Given that I'm someone who hasn't spent a lot of time seeking out sex, likes furry stuff, suspects I may be autistic (a lot of the signs are there, but I never got a formal diagnosis), and embarrassed himself and got bullied a lot in middle school and high school this left me with a pretty fucked up view of myself. If these good people - these people who clearly cared about justice for the marginalized - thought I was some kind of disgusting monster, who was I to disagree? If they had as much vitriol for people like me as they did for outspoken bigots, surely that must have been because I was as bad as the bigots? And what about the handful of times one or another of my high school bullies actually sexually assaulted me? It was made clear to me on SA that sexual assault is always wrong, but it was also made clear to me on SA that I deserved that for "not trying hard enough to be normal." I wrestled with this in my mind, but rather than coming to the conclusion that "these people are assholes sometimes," I unfortunately decided that the "you deserve bullying" took precedence over "sexual assault is always wrong."

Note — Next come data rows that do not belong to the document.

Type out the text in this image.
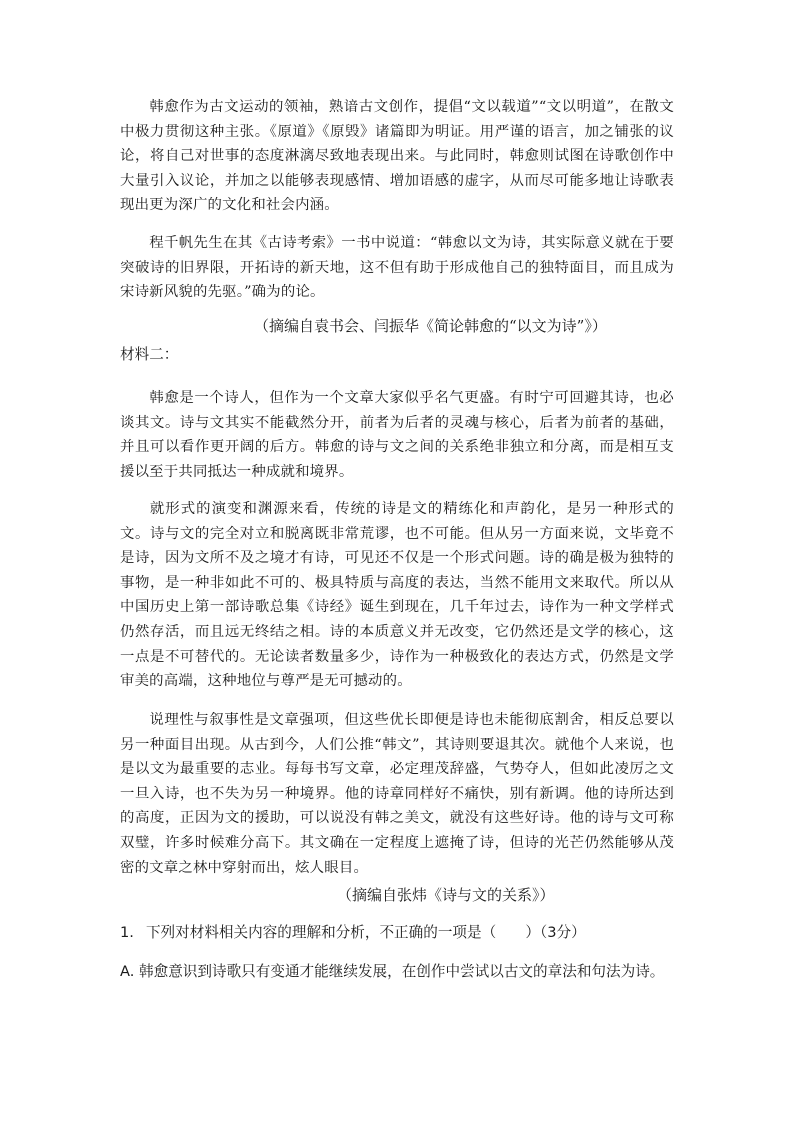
韩愈作为古文运动的领袖，熟谙古文创作，提倡“文以载道”“文以明道”，在散文中极力贯彻这种主张。《原道》《原毁》诸篇即为明证。用严谨的语言，加之铺张的议论，将自己对世事的态度淋漓尽致地表现出来。与此同时，韩愈则试图在诗歌创作中大量引入议论，并加之以能够表现感情、增加语感的虚字，从而尽可能多地让诗歌表现出更为深广的文化和社会内涵。

程千帆先生在其《古诗考索》一书中说道：“韩愈以文为诗，其实际意义就在于要突破诗的旧界限，开拓诗的新天地，这不但有助于形成他自己的独特面目，而且成为宋诗新风貌的先驱。”确为的论。

（摘编自袁书会、闫振华《简论韩愈的“以文为诗”》）

材料二：

韩愈是一个诗人，但作为一个文章大家似乎名气更盛。有时宁可回避其诗，也必谈其文。诗与文其实不能截然分开，前者为后者的灵魂与核心，后者为前者的基础，并且可以看作更开阔的后方。韩愈的诗与文之间的关系绝非独立和分离，而是相互支援以至于共同抵达一种成就和境界。

就形式的演变和渊源来看，传统的诗是文的精练化和声韵化，是另一种形式的文。诗与文的完全对立和脱离既非常荒谬，也不可能。但从另一方面来说，文毕竟不是诗，因为文所不及之境才有诗，可见还不仅是一个形式问题。诗的确是极为独特的事物，是一种非如此不可的、极具特质与高度的表达，当然不能用文来取代。所以从中国历史上第一部诗歌总集《诗经》诞生到现在，几千年过去，诗作为一种文学样式仍然存活，而且远无终结之相。诗的本质意义并无改变，它仍然还是文学的核心，这一点是不可替代的。无论读者数量多少，诗作为一种极致化的表达方式，仍然是文学审美的高端，这种地位与尊严是无可撼动的。

说理性与叙事性是文章强项，但这些优长即便是诗也未能彻底割舍，相反总要以另一种面目出现。从古到今，人们公推“韩文”，其诗则要退其次。就他个人来说，也是以文为最重要的志业。每每书写文章，必定理茂辞盛，气势夺人，但如此凌厉之文一旦入诗，也不失为另一种境界。他的诗章同样好不痛快，别有新调。他的诗所达到的高度，正因为文的援助，可以说没有韩之美文，就没有这些好诗。他的诗与文可称双璧，许多时候难分高下。其文确在一定程度上遮掩了诗，但诗的光芒仍然能够从茂密的文章之林中穿射而出，炫人眼目。

（摘编自张炜《诗与文的关系》）

1. 下列对材料相关内容的理解和分析，不正确的一项是（　　）（3分）

A. 韩愈意识到诗歌只有变通才能继续发展，在创作中尝试以古文的章法和句法为诗。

I ended up carrying around a lot of subconscious guilt. It became impossible to relax around other people. I felt like an infiltrator, a disgusting monster intruding into a place where I didn't belong. It became difficult to form any real connection to people (even moreso than usual for me). I didn't feel like I had a right to any decent treatment by them, and I didn't see the point - I became absolutely convinced that everybody I knew would become disgusted by me and toss me aside if they caught the slightest hint of who I really was.
Worse is that I assimilated the idea, to some degree, that taking up these positions was part and parcel of being a good leftist. If I stood up for autistic people, I also stood up for vile tech libertarians. If I stood up for bullying victims, I also stood up for incels 4chan Nazis. If I stood up for furries, I also stood up for pedophiles. I'm ashamed to admit it, but this actually led me to attack such people on several occasions - in my distorted thinking, this had twisted into striking some kind of blow against bigots and right-wing scum.
It was only very recently that I came to realize how toxic and wrongheaded this thinking was. Being exposed to healthier leftist spaces helped, as did talking candidly with therapists about who I was and why it bothered me, along with seeing dipshit internet Nazis and alt-right channers parroting many of the anti-furry/autism/"cringe" lines that people on SA did. The day I rejected their thinking - truly rejected it, not just intellectually but emotionally as well - it was like the first ray of sunlight after an impact winter. I don't feel shame over the things they think I should be ashamed about anymore. The only shame I feel is that I let them hoodwink me into hating myself for so long.
mr2, the forum's owner, groomed teen boys in exchange for popularity & favors on the forum. ask me how i know.
oof. i kept pretty clear of actual interpersonal interactions and never really spoke to anyone from there one on one. was essentially just a 'haha funny threads' site for me. but, i'm really sorry to hear about that. the internet is a fucked up place sometimes.